When asked why the West was even bothering with an investigation that would surely neither help alleviate pressure for any of the parties nor ease diplomatic tension when there is already no viable political solution, one US intelligence official responded that "This investigation is not being done for [the United States]. We are not the audience. The Pakistani people are."
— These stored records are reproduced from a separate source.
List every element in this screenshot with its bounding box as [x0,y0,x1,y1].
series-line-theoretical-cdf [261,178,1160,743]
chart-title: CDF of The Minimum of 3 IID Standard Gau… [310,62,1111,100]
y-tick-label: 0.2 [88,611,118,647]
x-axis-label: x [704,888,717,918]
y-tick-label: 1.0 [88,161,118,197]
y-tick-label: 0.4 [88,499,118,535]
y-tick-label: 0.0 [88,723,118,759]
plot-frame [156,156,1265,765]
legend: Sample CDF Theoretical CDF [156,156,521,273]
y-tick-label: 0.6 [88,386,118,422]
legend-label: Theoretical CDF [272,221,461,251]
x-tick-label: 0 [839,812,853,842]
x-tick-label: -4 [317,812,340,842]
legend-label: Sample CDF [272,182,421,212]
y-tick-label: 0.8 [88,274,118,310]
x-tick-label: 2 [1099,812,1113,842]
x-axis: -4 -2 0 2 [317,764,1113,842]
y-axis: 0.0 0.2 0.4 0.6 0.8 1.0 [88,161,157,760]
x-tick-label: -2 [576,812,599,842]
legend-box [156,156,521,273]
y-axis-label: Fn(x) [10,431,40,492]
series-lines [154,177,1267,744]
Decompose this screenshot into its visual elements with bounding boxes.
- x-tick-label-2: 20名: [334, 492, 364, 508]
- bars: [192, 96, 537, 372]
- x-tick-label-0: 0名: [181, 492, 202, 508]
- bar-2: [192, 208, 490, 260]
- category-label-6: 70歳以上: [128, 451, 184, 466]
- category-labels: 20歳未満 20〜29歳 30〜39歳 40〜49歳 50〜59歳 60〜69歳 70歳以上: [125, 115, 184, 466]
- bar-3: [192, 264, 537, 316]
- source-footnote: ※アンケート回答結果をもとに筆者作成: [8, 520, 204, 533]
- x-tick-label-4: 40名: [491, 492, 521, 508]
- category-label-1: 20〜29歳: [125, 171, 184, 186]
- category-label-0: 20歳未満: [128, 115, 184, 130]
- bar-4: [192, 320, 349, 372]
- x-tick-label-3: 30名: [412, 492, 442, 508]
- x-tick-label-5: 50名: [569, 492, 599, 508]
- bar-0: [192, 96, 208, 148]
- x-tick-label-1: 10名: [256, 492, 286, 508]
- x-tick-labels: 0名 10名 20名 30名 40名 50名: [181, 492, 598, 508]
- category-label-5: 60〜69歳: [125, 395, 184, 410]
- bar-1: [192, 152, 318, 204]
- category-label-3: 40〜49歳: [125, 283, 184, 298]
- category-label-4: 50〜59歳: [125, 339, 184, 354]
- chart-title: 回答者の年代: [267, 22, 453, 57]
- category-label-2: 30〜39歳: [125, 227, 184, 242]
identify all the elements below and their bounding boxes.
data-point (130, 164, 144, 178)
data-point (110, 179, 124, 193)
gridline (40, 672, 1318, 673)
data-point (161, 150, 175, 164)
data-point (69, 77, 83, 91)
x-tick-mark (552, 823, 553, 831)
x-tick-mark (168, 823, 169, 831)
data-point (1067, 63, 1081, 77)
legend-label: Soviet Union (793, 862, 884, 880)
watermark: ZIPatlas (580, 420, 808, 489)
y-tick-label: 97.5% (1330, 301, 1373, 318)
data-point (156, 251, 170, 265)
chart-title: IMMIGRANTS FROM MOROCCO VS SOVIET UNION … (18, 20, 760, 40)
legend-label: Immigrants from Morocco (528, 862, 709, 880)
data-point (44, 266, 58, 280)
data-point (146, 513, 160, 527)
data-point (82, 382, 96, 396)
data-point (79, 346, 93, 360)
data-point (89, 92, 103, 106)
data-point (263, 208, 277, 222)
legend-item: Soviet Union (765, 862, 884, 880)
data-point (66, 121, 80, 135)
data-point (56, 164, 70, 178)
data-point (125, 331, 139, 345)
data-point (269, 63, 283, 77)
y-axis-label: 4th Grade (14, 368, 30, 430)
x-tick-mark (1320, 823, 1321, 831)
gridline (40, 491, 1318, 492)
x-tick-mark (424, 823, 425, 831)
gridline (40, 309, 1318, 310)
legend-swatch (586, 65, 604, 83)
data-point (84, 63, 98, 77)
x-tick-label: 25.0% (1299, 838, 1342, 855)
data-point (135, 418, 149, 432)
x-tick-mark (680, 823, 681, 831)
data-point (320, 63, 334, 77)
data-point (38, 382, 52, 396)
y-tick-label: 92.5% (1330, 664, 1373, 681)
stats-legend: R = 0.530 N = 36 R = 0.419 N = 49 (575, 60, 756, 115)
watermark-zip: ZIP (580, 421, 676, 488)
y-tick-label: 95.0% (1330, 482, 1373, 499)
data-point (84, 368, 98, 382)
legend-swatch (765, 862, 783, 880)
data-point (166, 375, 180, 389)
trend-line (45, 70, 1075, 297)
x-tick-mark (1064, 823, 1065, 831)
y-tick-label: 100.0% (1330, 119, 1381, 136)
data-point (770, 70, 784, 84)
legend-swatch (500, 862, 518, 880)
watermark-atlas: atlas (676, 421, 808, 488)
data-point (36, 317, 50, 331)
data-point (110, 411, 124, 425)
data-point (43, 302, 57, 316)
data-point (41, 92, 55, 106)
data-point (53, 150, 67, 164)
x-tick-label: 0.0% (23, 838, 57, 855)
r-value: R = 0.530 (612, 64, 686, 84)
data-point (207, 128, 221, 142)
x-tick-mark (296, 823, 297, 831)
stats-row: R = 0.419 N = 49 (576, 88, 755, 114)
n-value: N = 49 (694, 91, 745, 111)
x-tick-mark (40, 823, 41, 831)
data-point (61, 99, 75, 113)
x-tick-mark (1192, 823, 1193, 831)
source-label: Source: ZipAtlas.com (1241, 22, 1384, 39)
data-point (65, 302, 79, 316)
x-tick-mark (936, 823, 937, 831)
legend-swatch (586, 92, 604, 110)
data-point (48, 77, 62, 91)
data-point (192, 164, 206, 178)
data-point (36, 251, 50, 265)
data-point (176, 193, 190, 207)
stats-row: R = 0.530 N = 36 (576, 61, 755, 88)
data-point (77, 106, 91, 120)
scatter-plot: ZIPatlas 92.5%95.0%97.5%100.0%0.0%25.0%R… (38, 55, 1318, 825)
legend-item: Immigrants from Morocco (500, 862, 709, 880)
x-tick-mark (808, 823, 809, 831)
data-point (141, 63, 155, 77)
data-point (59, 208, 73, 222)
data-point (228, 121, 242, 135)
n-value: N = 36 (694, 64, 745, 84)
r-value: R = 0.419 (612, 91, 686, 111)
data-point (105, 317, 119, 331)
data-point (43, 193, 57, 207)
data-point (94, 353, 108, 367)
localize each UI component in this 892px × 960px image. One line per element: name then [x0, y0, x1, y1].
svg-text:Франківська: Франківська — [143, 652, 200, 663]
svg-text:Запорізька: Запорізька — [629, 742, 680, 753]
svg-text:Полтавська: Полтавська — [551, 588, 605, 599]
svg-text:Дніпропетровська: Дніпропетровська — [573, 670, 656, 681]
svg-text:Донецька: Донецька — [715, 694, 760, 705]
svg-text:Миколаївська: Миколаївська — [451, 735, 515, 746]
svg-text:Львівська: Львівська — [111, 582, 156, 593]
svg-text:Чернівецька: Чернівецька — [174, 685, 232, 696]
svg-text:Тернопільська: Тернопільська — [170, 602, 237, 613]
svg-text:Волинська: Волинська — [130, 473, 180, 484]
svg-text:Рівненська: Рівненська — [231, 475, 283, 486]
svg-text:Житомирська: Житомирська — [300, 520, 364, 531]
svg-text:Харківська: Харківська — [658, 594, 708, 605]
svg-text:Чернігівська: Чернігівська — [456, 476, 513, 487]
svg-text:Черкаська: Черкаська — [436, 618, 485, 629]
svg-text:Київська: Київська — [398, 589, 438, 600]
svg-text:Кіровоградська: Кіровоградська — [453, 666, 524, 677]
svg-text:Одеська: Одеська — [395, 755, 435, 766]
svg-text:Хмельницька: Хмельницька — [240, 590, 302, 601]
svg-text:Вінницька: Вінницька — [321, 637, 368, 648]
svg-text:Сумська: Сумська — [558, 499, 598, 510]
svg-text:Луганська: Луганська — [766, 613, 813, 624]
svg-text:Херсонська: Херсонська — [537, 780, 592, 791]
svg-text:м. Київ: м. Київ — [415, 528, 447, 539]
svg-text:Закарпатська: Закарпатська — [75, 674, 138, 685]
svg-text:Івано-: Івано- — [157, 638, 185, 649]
Update: In a comment on the implications if Musharraf were found to be complicit in Bhutto's killing, Hady Amr, a fellow at the Saban Center at the Brookings Institution and director of the Brookings Doha Center, writes:
"It would be a tragedy for the people of Pakistan if someone in the current government was in any way complicit in either of the two assassination attempts. I met with Mrs. Bhutto this past fall and can attest that she was a strong-minded person who felt she was on a mission, as a candidate, to improve things in her country. I would hope that the current government was in no way complicit in these two assassination attempts. There are too many factors to suggest in advance what the US response should be. However, with many billions of dollars of US aid spent in Pakistan, the US Government certainly has significant leverage over – and significant interest in – what happens in Pakistan, the only Muslim-majority country with nuclear weapons."